Tuesday, September 27, 2022

Things I Learned from Failed Relationships

I have talked about my ex's and some bad examples of past dating (not all of them), anonymously (no one knows any of their names), if there was things to be learned that can help others.  However, they mainly focused on procedure more than substance.  For example, I talked about the faces that people show at the beginning and making sure to get past that to know who they are, really.  Or, I talked about how one that I dated was talking very seriously and then wham dumped me on a text on the way home and basically said God made her do it.  But, there are other things that I have learned from past experience that must be there or cannot be there.  I thought I would go through a few of those for others... they are present in my mind whenever I begin as a check.

Interest

I have noted this one in past blogs.  It comes from my experience with both of my ex's.  In both cases, I learned they were much more interested in what I could provide them than in me, specifically.  Thus, it was easy for them to either turn on me or forget and replace me.  I've had other dating examples of this over the time between my marriages and after, where I was being judged not by whether I was interesting to them or out of concern for me but from what they could gain by being with me.  It can be hard to determine this for someone, but you usually begin to see it when schedules or priorities clash.
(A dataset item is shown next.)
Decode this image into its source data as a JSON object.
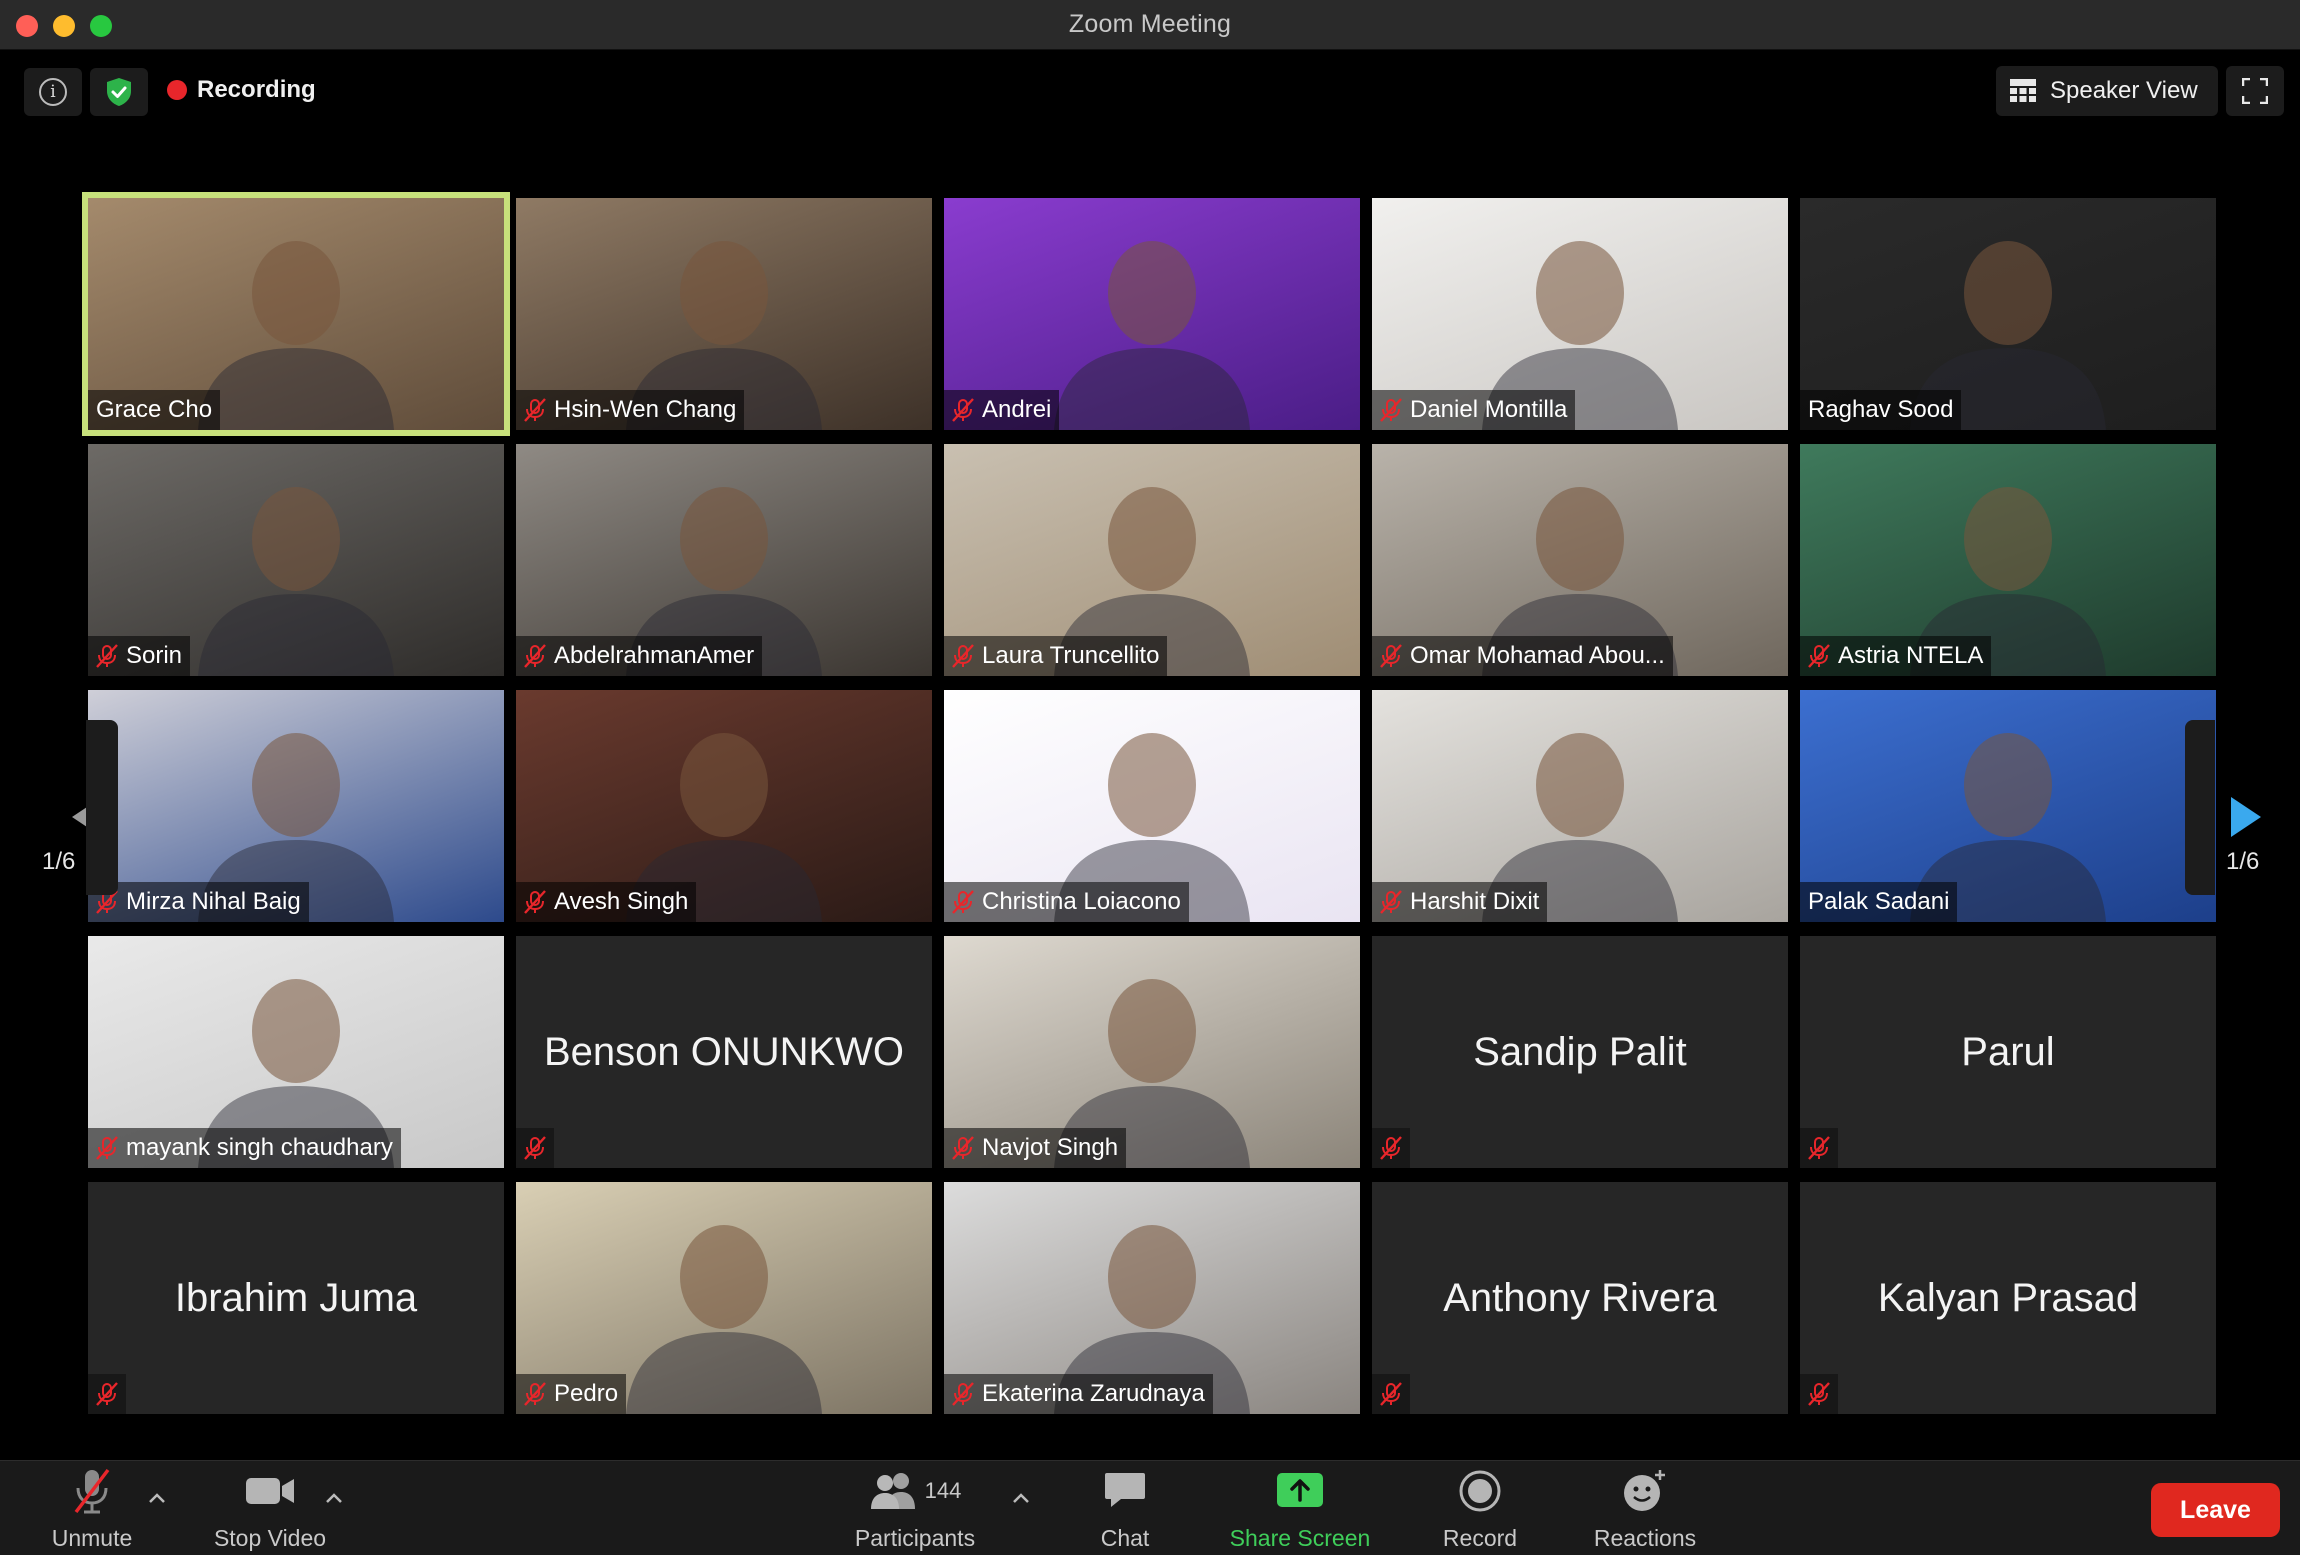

Also in this subject, there are two kinds of interest, I have learned over my years.  Even if they are interested or have care for you, personally, they still may not be interested in you as a mate.  It's two separate things for someone to care for you as a person or think you are neat as a friend, and someone that wants to kiss, hold, or romance you.  Indeed, I have learned that many of those that get the desire don't care for them back, and they are critical of those that they desire.  I've heard many spouses talk bad about their spouse, but they desire them and are desired by them.  Likewise, many care for someone but really just want the close friendship.  Friends are great, but I want to be wanted.

Priorities

Speaking of priorities, my ex's had time for me when they had time for me.... meaning, they had done everything else that they wanted to do and THEN had time for me.  In the case of my first ex, she was working all day and had the only car.  She would rarely reply to texts, and she would come home late evenings, when I had to go out and do grocery shopping at midnight at times.  We moved when she had a job in another state, without interest or concern of whether I had an opinion on moving or a life that had to change.  Indeed, when I was still in the military, she left and went to another state, because she had a job offer, while I was still in.  Our daughter had to go live with my sister for a time, until I could leave service.  It makes you feel of little value, when the other person of whom you value values you lower than other things.  Of course, you can see this in money, too.  But, you have to be careful.  If they have a LOT of money, a gift from them might seem a sign of value, while to them it is just a day at the store.  I made that mistake with the "God told me" breakup.

Time

This is separate from priorities, but it is also very important.  Do they have time for you?  That CAN be a sign of priority, but it can also be a sign of a life that just doesn't have the space in it for you.  There are only so many hours in a day, and depending on the other things in their life that needs to be done, you could find yourself alone a lot.  I can tell you from experience that it can be a living hell to be in a "relationship" with someone and yet be more alone than many single people with friends.  You can't really talk to others much, and you can't talk to them.  So, that's a separate red flag for me.

Need

I've seen many on dating apps and etc that will say something to the effect of saying, "I have a happy life and don't need a man, but I want someone to do things with."  Indeed, many feel that they first need to be complete in themselves, before they start looking for someone else.  But, what's the point of that?  Relationships are meant to be two people that fulfill each other... receive from each other and give.  If you are complete on your own, why even begin one?  Again, that goes back to either friendship... or even sexual need... that can be fulfilled by others or in other ways.  I may be able to pay my bills and do things on my own, but I still desire someone that likes spending time with me, even if we are just sitting on a couch watching tv ... and not for the tv, either.

So, those are just a few things.  They are not born out of anything other than my reflecting on my past and what I need to keep an eye for in my future.  It's why we take time to see if things work, before we conclude anything about anyone.  Doing that too soon can definitely be a mistake and one that I have made, before.